If Heiler’s story is to be believed, then Skwarczynski’s claim about IFB churches being powder kegs ready to explode is no exaggeration. The questions we need to ask ourselves are where the IFB movement came from, what makes it so volatile, and how widespread its dangerous theology is in broader evangelicalism.
Separating from national Baptist conventions
Independent Fundamental Baptists can be traced back to the late 19th and early 20th centuries as a reaction to modernism and theological liberalism they feared were seeping into the national Baptist denominations. J. Frank Norris started the Fort Worth, Texas, based World Baptist Fellowship in 1933, while the Baptist Bible Fellowship International began in 1950.
Many churches simply exited the Southern Baptist Convention without joining any other fellowships and identified themselves as IFB.
Let Us Prey traces the IFB movement back to Jack Hyles, who was pastor of First Baptist Church in Hammond, Ind., from 1959 to 2001. Sarah Smith, a reporter with the Houston Chronicle, explained: “In 1959, he decided to break away from all the formal Baptist denominations to be independent. First Baptist Hammond became pretty much the mothership for the IFB.”

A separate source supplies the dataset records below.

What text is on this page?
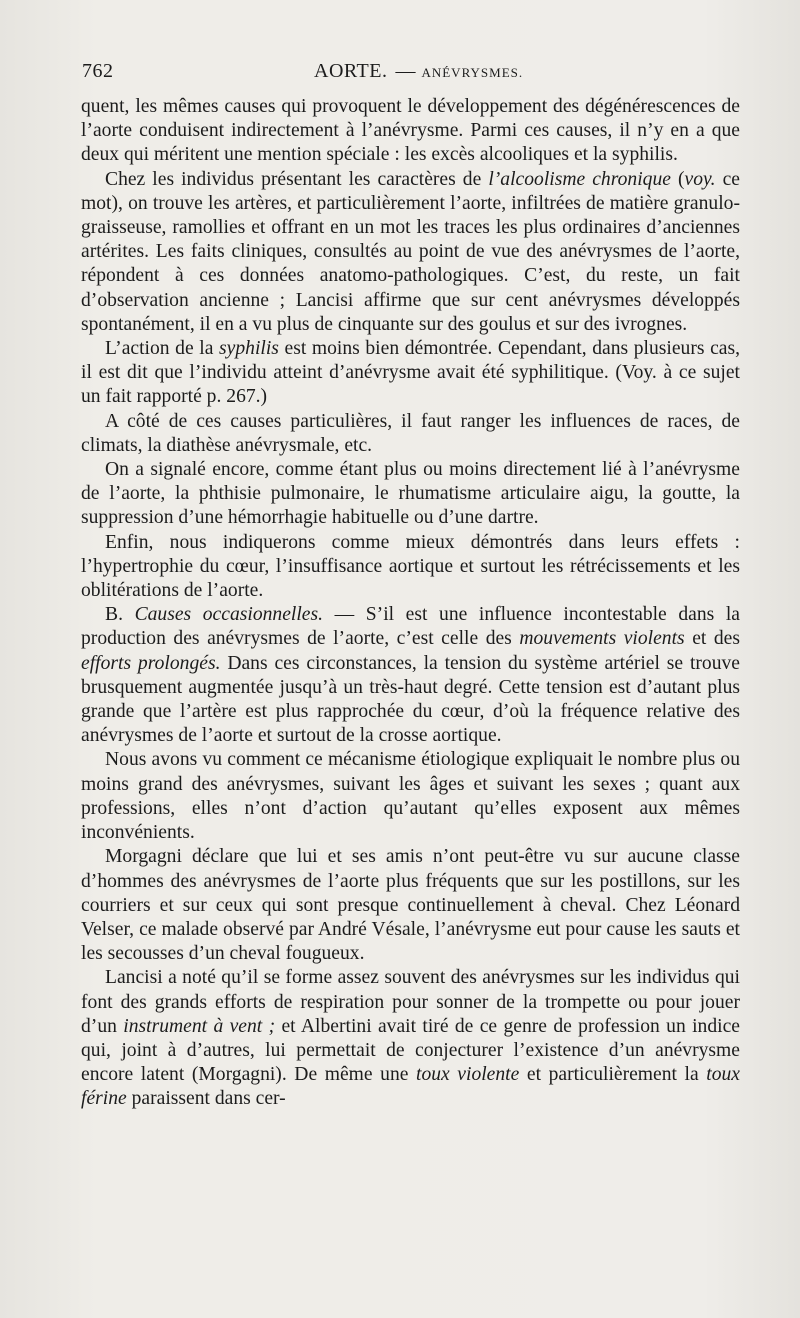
762	AORTE. — ANÉVRYSMES.

quent, les mêmes causes qui provoquent le développement des dégénérescences de l’aorte conduisent indirectement à l’anévrysme. Parmi ces causes, il n’y en a que deux qui méritent une mention spéciale : les excès alcooliques et la syphilis.

Chez les individus présentant les caractères de l’alcoolisme chronique (voy. ce mot), on trouve les artères, et particulièrement l’aorte, infiltrées de matière granulo-graisseuse, ramollies et offrant en un mot les traces les plus ordinaires d’anciennes artérites. Les faits cliniques, consultés au point de vue des anévrysmes de l’aorte, répondent à ces données anatomo-pathologiques. C’est, du reste, un fait d’observation ancienne ; Lancisi affirme que sur cent anévrysmes développés spontanément, il en a vu plus de cinquante sur des goulus et sur des ivrognes.

L’action de la syphilis est moins bien démontrée. Cependant, dans plusieurs cas, il est dit que l’individu atteint d’anévrysme avait été syphilitique. (Voy. à ce sujet un fait rapporté p. 267.)

A côté de ces causes particulières, il faut ranger les influences de races, de climats, la diathèse anévrysmale, etc.

On a signalé encore, comme étant plus ou moins directement lié à l’anévrysme de l’aorte, la phthisie pulmonaire, le rhumatisme articulaire aigu, la goutte, la suppression d’une hémorrhagie habituelle ou d’une dartre.

Enfin, nous indiquerons comme mieux démontrés dans leurs effets : l’hypertrophie du cœur, l’insuffisance aortique et surtout les rétrécissements et les oblitérations de l’aorte.

B. Causes occasionnelles. — S’il est une influence incontestable dans la production des anévrysmes de l’aorte, c’est celle des mouvements violents et des efforts prolongés. Dans ces circonstances, la tension du système artériel se trouve brusquement augmentée jusqu’à un très-haut degré. Cette tension est d’autant plus grande que l’artère est plus rapprochée du cœur, d’où la fréquence relative des anévrysmes de l’aorte et surtout de la crosse aortique.

Nous avons vu comment ce mécanisme étiologique expliquait le nombre plus ou moins grand des anévrysmes, suivant les âges et suivant les sexes ; quant aux professions, elles n’ont d’action qu’autant qu’elles exposent aux mêmes inconvénients.

Morgagni déclare que lui et ses amis n’ont peut-être vu sur aucune classe d’hommes des anévrysmes de l’aorte plus fréquents que sur les postillons, sur les courriers et sur ceux qui sont presque continuellement à cheval. Chez Léonard Velser, ce malade observé par André Vésale, l’anévrysme eut pour cause les sauts et les secousses d’un cheval fougueux.

Lancisi a noté qu’il se forme assez souvent des anévrysmes sur les individus qui font des grands efforts de respiration pour sonner de la trompette ou pour jouer d’un instrument à vent ; et Albertini avait tiré de ce genre de profession un indice qui, joint à d’autres, lui permettait de conjecturer l’existence d’un anévrysme encore latent (Morgagni). De même une toux violente et particulièrement la toux férine paraissent dans cer-
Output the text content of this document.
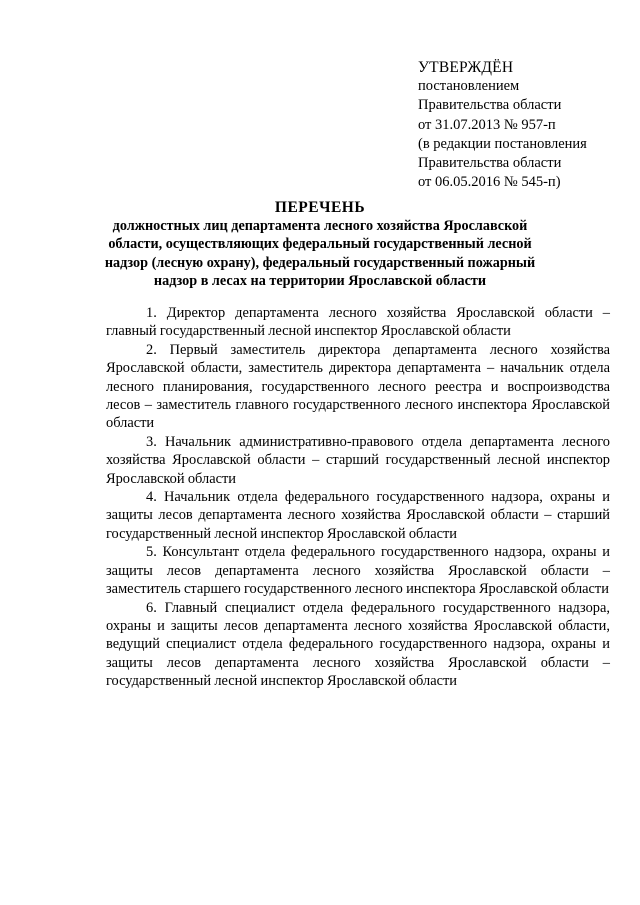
УТВЕРЖДЁН
постановлением
Правительства области
от 31.07.2013 № 957-п
(в редакции постановления
Правительства области
от 06.05.2016 № 545-п)
ПЕРЕЧЕНЬ
должностных лиц департамента лесного хозяйства Ярославской области, осуществляющих федеральный государственный лесной надзор (лесную охрану), федеральный государственный пожарный надзор в лесах на территории Ярославской области

1. Директор департамента лесного хозяйства Ярославской области – главный государственный лесной инспектор Ярославской области

2. Первый заместитель директора департамента лесного хозяйства Ярославской области, заместитель директора департамента – начальник отдела лесного планирования, государственного лесного реестра и воспроизводства лесов – заместитель главного государственного лесного инспектора Ярославской области

3. Начальник административно-правового отдела департамента лесного хозяйства Ярославской области – старший государственный лесной инспектор Ярославской области

4. Начальник отдела федерального государственного надзора, охраны и защиты лесов департамента лесного хозяйства Ярославской области – старший государственный лесной инспектор Ярославской области

5. Консультант отдела федерального государственного надзора, охраны и защиты лесов департамента лесного хозяйства Ярославской области – заместитель старшего государственного лесного инспектора Ярославской области

6. Главный специалист отдела федерального государственного надзора, охраны и защиты лесов департамента лесного хозяйства Ярославской области, ведущий специалист отдела федерального государственного надзора, охраны и защиты лесов департамента лесного хозяйства Ярославской области – государственный лесной инспектор Ярославской области
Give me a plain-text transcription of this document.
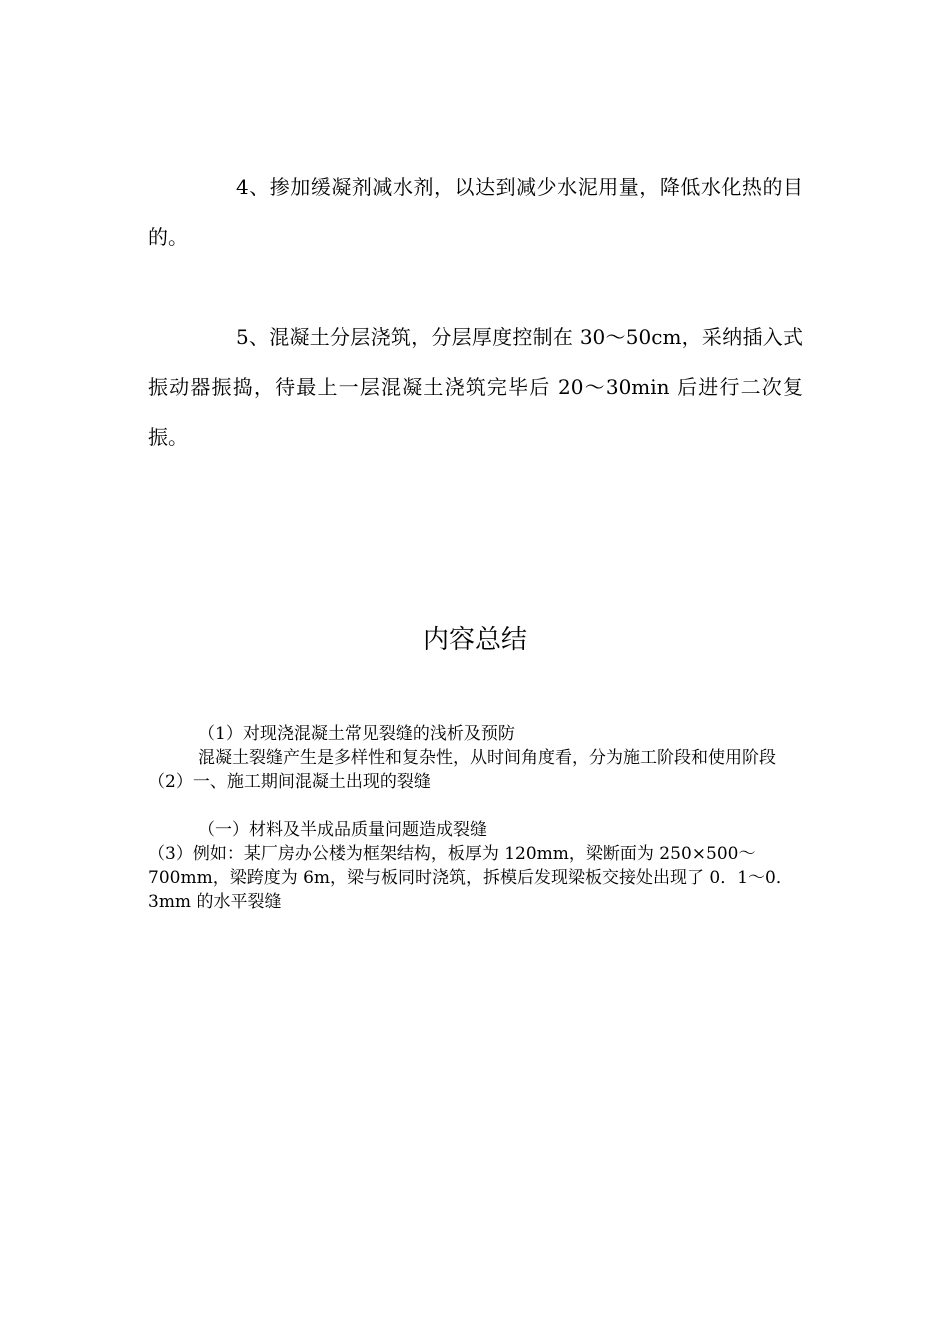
4、掺加缓凝剂减水剂，以达到减少水泥用量，降低水化热的目的。

5、混凝土分层浇筑，分层厚度控制在 30～50cm，采纳插入式振动器振捣，待最上一层混凝土浇筑完毕后 20～30min 后进行二次复振。

内容总结

（1）对现浇混凝土常见裂缝的浅析及预防

混凝土裂缝产生是多样性和复杂性，从时间角度看，分为施工阶段和使用阶段

（2）一、施工期间混凝土出现的裂缝

（一）材料及半成品质量问题造成裂缝

（3）例如：某厂房办公楼为框架结构，板厚为 120mm，梁断面为 250×500～700mm，梁跨度为 6m，梁与板同时浇筑，拆模后发现梁板交接处出现了 0．1～0．3mm 的水平裂缝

“The IFB movement was reactionary to what they deemed liberalism within the Southern Baptist Convention,” Skwarczynski added. “Culture was changing. We were losing that 1950s American values and people were getting nervous. And when a culture’s extremely nervous, it gives someone a chance to come in and say, ‘I’m going to fix this.’”
Sacralizing male power
At some point in every documentary about church abuse, there has to be an illustration of hierarchy with men being positioned over women and children. You’d think eventually we’d start to notice the pattern.
“The IFB is a man’s world,” Skwarczynski explains. “Men are the only ones able to have positions of power. Men are the only ones that are allowed to preach.”
Heiler echoes, “Men were held on a pedestal, especially men in positions of church authority.”
Unfortunately for women, the IFB world of male power extends beyond the church walls and into the home. In one scene reminiscent of Voddie Baucham’s theology of stay-at-home daughters, Amanda Clidence says, “Your father in a sense owns you until he hands your possession off to your groom. You are owned by men in the IFB.”
Seducing children with excitement
Adults understand if a stranger invites you into their van by luring you with candy then it’s time to run away. But what if a pastor invites you into his church bus by luring you with excitement?